The doctor told me that Tagrisso doubled the survival rate of patients with my mutation. I was about to feel some relief when he added, “Each pill costs $600.”

“No, pills. Since you have the EGFR mutation, you qualify for an oral targeted therapy, a pill you’ll take once a day for three years,” he said. “Patients without EGFR have a 44 percent survival rate after chemotherapy. Tagrisso will double that for patients with EGFR.”

I was about to feel some relief when he added, “Each pill costs $600.”

I thought: Six HUNDRED dollars? Times 1,095 days? That’s … more than $650,000!

But what I asked was, “Will I lose my hair?”

Not likely, he said, and handed me a printout of possible side effects as I asked about clinical trials, and my husband about combining chemo with pills.

The doctor shrugged. “It will make you both absolutely miserable for a year, and will only improve the survival rate by 5 percent.”

I researched the drug, confirming its benefits compared with chemotherapy. A St. Joe’s oncological pharmacist told me that with the pill, “Ninety percent of users are disease-free after two years. We have no data beyond two years.”

Then, thanks to our insurance company dropping the price of Tagrisso—generic name: osimertinib—and a pharmaceutical foundation covering part of the cost, we arrived at a much better price.

I’m now four months away from the surgery. I haven’t lived up to my surgeon’s optimistic “You’ll be back at 16,000 steps per day in three months!” After walking two blocks, my breathing sounds like an old-fashioned steam radiator, but it’s improving.

“I bet you’re writing every day and every night! What a great opportunity to write your Great American novel!” one friend enthused. I sheepishly admitted I could barely click on emails.

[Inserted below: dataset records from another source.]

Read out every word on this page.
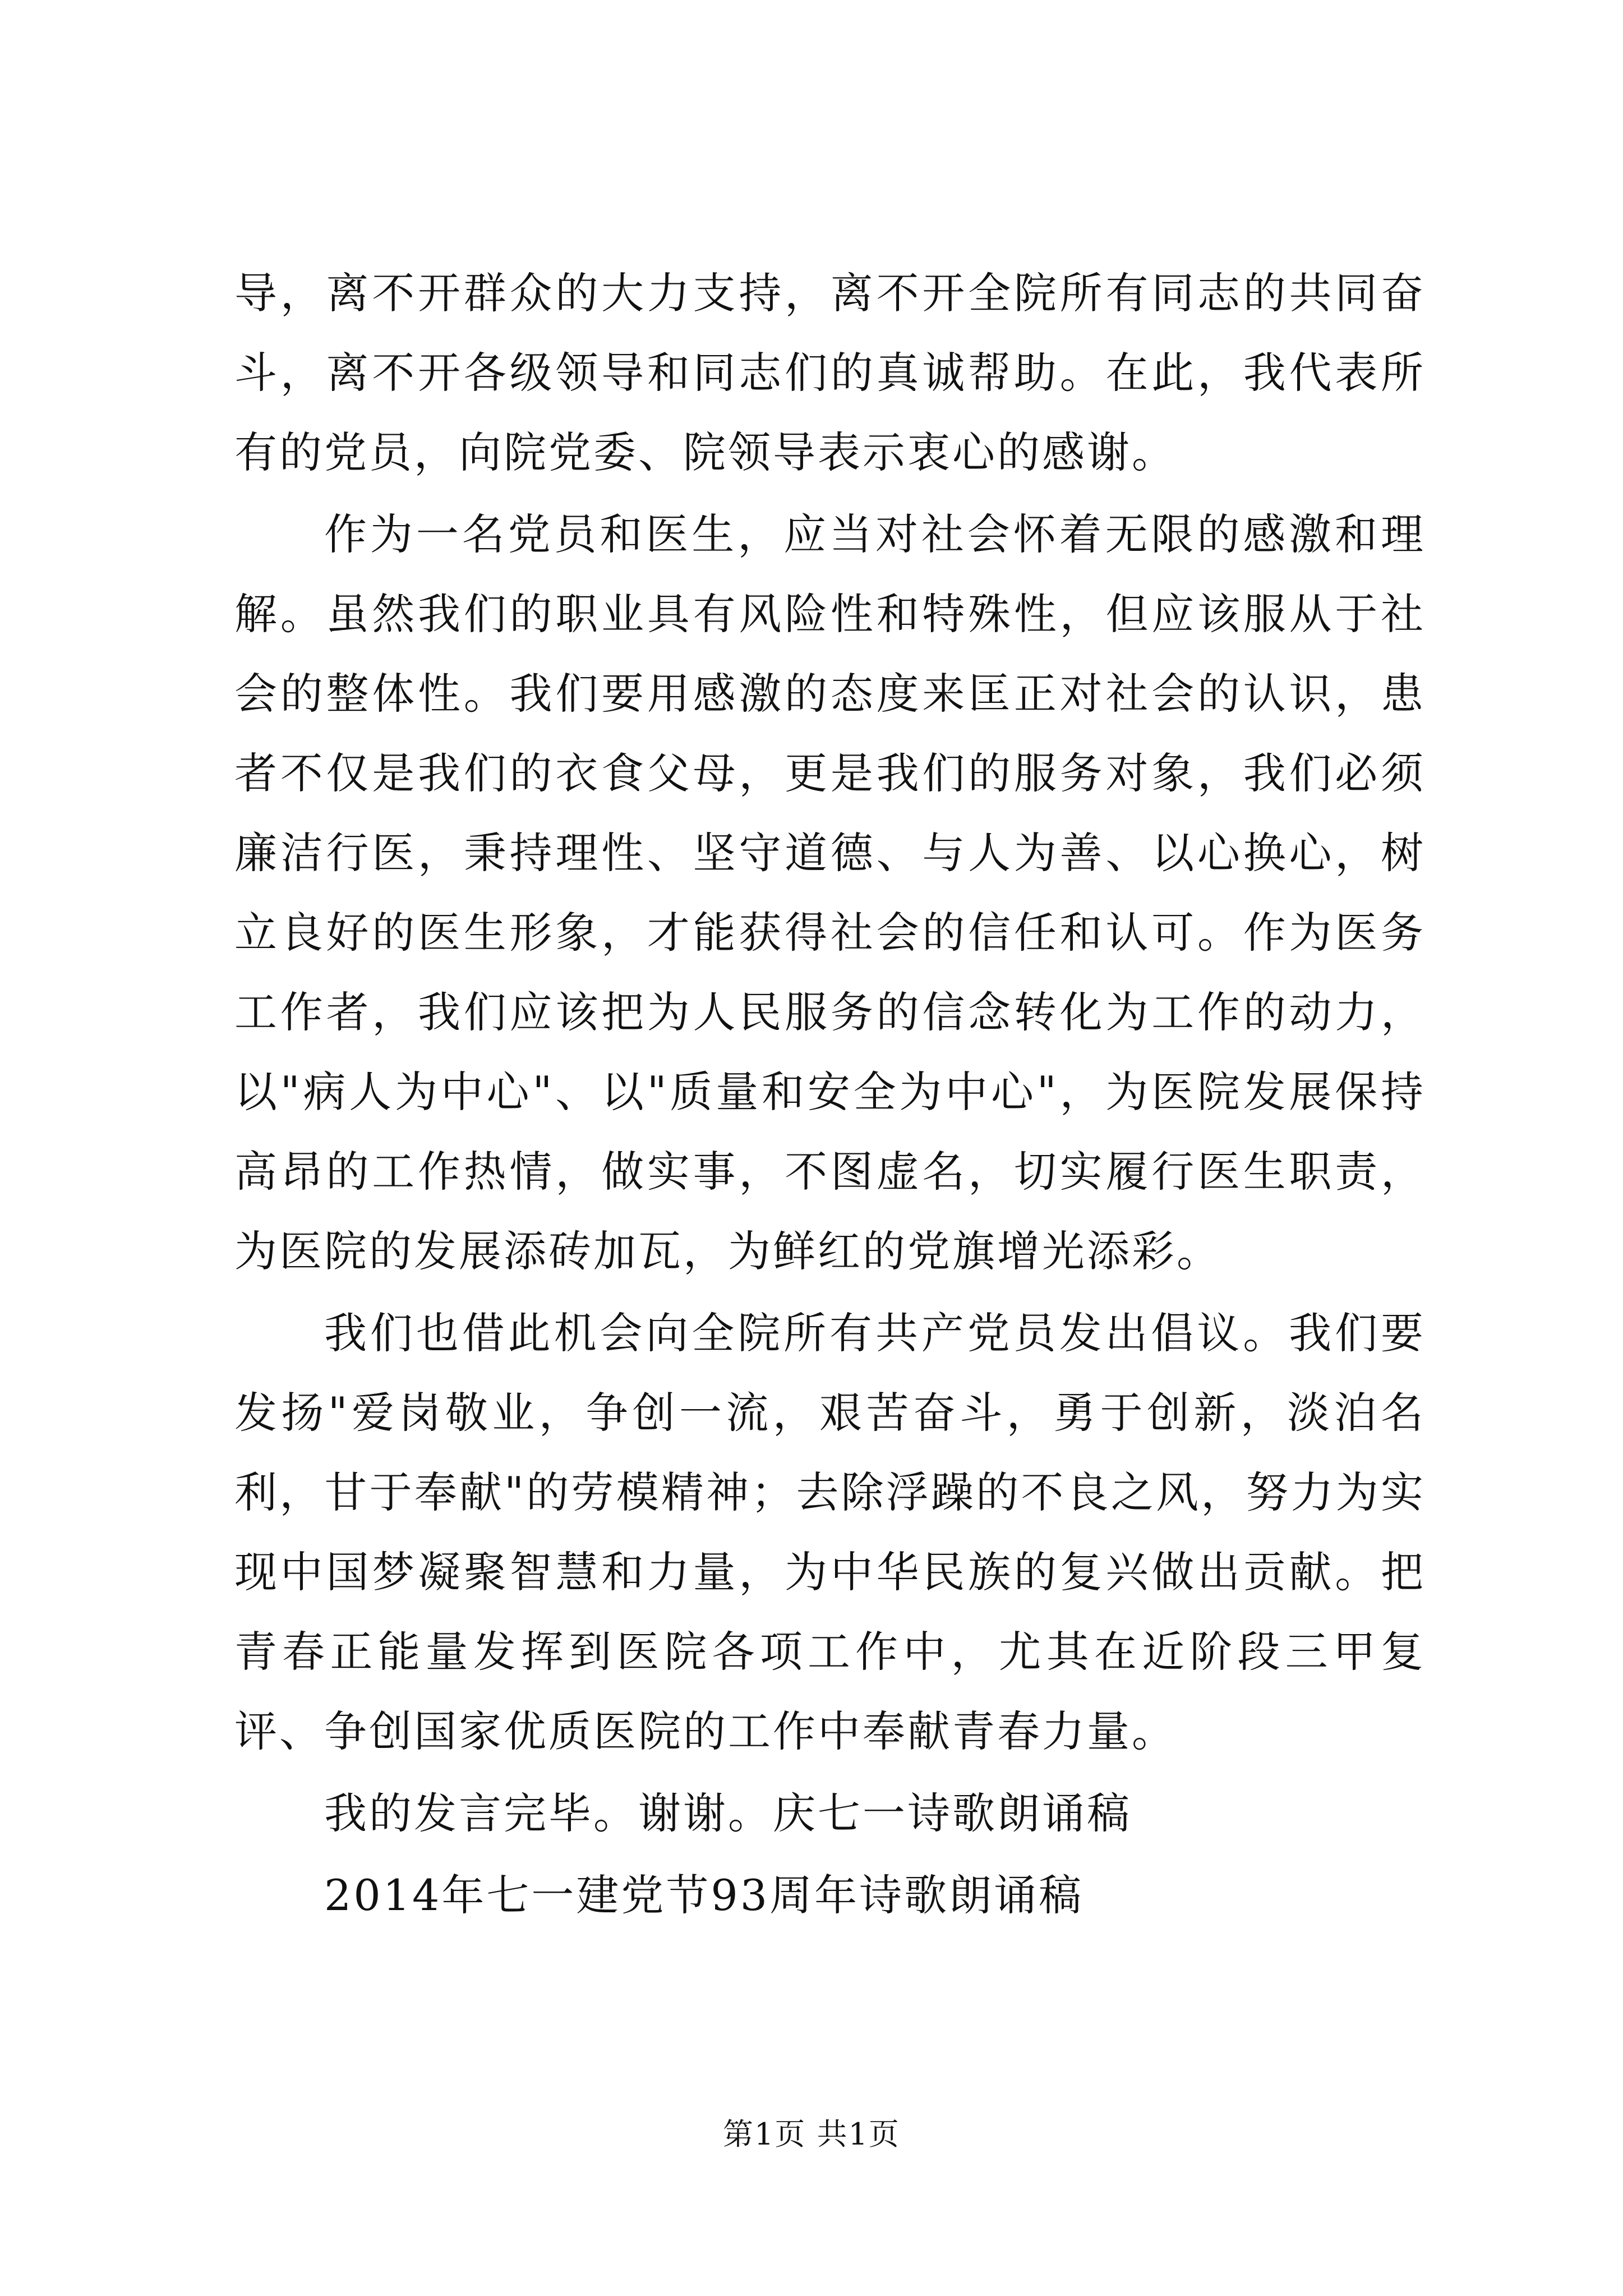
导，离不开群众的大力支持，离不开全院所有同志的共同奋斗，离不开各级领导和同志们的真诚帮助。在此，我代表所有的党员，向院党委、院领导表示衷心的感谢。

作为一名党员和医生，应当对社会怀着无限的感激和理解。虽然我们的职业具有风险性和特殊性，但应该服从于社会的整体性。我们要用感激的态度来匡正对社会的认识，患者不仅是我们的衣食父母，更是我们的服务对象，我们必须廉洁行医，秉持理性、坚守道德、与人为善、以心换心，树立良好的医生形象，才能获得社会的信任和认可。作为医务工作者，我们应该把为人民服务的信念转化为工作的动力，以"病人为中心"、以"质量和安全为中心"，为医院发展保持高昂的工作热情，做实事，不图虚名，切实履行医生职责，为医院的发展添砖加瓦，为鲜红的党旗增光添彩。

我们也借此机会向全院所有共产党员发出倡议。我们要发扬"爱岗敬业，争创一流，艰苦奋斗，勇于创新，淡泊名利，甘于奉献"的劳模精神；去除浮躁的不良之风，努力为实现中国梦凝聚智慧和力量，为中华民族的复兴做出贡献。把青春正能量发挥到医院各项工作中，尤其在近阶段三甲复评、争创国家优质医院的工作中奉献青春力量。

我的发言完毕。谢谢。庆七一诗歌朗诵稿

2014年七一建党节93周年诗歌朗诵稿

第1页 共1页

I’ve concluded that those mysterious chest pains that sent me to the ER in October must have been a “God-thing.” They brought so many unexpected blessings. I’ve learned more about myself and others in four months than I had in four years of college. At the top of the list: Patience IS a virtue.

An African proverb reminds us, “it takes a village to raise a child.” It takes two villages to confront a life-threatening illness: a village of healthcare professionals and a village of caring friends, relatives, chance acquaintances, and even delivery people.

How grateful I am for both villages.